Vienna Gallery Weekend: Galeristin Thoman über die Kunstszene Wien

"Wir leiden unter einem Mangel an Rezeption"

In Wien steht das Gallery Weekend an. Galeristin Elisabeth Thoman über die Stärken und Defizite der Kunststadt

Frau Thoman, wodurch unterscheidet sich die Kunstszene in Wien von anderen Kunstmetropolen?
Wir verfügen in Wien zweifellos über eine außerordentliche Vielfalt an Räumen, die sich mit zeitgenössischer Kunst befassen. Über die letzten Jahre hat sich die institutionelle, museale Situation entwickelt und es wird Unterschiedliches reflektiert. Auch die Galerienszene in Wien ist in den letzten Jahren stärker geworden: Neben den großen, wichtigen Galerien gibt es genauso junge, engagierte Galerien mit oftmals kleineren Räumen. Darüber hinaus gibt es ein extrem interessantes Offspace-Potential. In Wien gibt es viele Künstler, Kunstschaffende, Kuratoren und andere Kunstinteressierte, die sich in einer ziemlich vielfältigen und trotzdem professionellen Art und Weise mit Kunst auseinandersetzen.

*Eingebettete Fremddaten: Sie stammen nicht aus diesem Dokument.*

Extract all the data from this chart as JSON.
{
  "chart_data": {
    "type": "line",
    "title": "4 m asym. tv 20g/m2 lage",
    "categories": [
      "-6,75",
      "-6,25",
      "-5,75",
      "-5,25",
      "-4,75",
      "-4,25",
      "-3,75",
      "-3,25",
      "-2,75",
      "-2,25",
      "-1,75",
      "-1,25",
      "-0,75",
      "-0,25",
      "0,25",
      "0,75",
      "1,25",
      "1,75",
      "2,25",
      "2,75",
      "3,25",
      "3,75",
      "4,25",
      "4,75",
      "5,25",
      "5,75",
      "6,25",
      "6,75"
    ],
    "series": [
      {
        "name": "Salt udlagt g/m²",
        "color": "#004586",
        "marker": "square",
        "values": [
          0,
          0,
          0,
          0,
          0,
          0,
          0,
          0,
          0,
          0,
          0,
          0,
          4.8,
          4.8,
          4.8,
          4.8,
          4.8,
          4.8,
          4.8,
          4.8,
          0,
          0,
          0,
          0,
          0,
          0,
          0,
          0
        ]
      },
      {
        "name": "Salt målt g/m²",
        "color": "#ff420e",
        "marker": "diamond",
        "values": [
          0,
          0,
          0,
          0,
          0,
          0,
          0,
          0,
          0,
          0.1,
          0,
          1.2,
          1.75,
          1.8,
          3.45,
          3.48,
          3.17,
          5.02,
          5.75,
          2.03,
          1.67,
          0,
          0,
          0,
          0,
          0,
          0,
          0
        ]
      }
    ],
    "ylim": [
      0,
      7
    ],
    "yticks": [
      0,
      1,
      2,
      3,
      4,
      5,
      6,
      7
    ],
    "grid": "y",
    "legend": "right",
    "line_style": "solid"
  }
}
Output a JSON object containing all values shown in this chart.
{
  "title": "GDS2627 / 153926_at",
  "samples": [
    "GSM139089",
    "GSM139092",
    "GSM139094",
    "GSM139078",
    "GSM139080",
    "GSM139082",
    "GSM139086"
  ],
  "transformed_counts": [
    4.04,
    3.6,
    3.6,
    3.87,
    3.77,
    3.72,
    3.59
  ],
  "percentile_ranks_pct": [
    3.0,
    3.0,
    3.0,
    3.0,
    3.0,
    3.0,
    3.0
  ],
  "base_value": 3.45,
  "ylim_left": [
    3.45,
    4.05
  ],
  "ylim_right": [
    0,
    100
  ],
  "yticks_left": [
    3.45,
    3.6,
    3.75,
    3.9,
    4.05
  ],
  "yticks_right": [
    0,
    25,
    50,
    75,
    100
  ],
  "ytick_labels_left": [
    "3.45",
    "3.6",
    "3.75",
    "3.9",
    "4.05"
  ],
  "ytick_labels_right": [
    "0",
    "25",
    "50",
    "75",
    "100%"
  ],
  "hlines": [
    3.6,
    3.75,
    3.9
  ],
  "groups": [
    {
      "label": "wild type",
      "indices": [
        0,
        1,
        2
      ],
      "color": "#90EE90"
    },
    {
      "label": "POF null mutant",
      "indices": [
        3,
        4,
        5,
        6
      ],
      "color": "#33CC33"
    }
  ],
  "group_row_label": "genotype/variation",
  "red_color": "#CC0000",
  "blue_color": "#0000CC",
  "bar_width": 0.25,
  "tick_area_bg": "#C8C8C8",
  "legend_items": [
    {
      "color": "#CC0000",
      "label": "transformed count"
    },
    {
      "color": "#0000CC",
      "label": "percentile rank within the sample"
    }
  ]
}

Gibt es auch etwas, das fehlt?
Ich glaube, dass das Visuelle in Wien ganz toll bedient wird. Mich beschäftigt jedoch schon seit einigen Jahren, spätestens seitdem wir 2011 in Wien unseren zweiten Standort eröffnet haben, dass wir unter einem unglaublichen Mangel an Rezeption leiden.

Inwiefern?
Es gibt einen ungeheuren Mangel an Ausstellungsbesprechungen und Ausstellungskritiken. Ich spreche hier also nicht von der diskursiven Auseinandersetzung, die natürlich in den Institutionen stattfindet. Durch die Arbeit der Institutionen, der Galerien und der Offspaces entsteht eine Menge Kunst, die ohne die Leistungen all dieser Beteiligten nicht in dem Ausmaß entstehen könnte. Es ist äußerst bedauerlich und geradezu skandalös, dass es keine entsprechende Szene gibt, die diese Arbeit wahrnimmt und reflektiert. Jede Ausstellungsfläche in der Stadt und auch die drei universitären Ausbildungen für Künstler kosten Geld und es wird viel investiert. Das ist ein Teil der Wirtschaft! Und trotzdem ist die Reflexion dessen einfach viel zu gering. Natürlich weiß ich, dass es damit zusammenhängt, dass die Schreibenden ihrerseits nicht oder kaum entlohnt werden. Aber müssen wir uns darum auch noch kümmern? Ich möchte gerne stimulieren und vielleicht gibt es ja Menschen, die diesen Stimulus aufnehmen wollen. Zwar will ich jetzt keine Parameter dafür vorlegen, aber es sollte wieder ein aktiver Teil des Kunstlebens werden. Nicht im Sinne einer diskursiven Wahrnehmung von Kunst, sondern in Form klassischer Ausstellungsbesprechungen: von rein deskriptiven Wahrnehmungen bis hin zu vertiefenden, kunsthistorischen Exposés, welche die Kunst auch in der Kunstgeschichte verorten.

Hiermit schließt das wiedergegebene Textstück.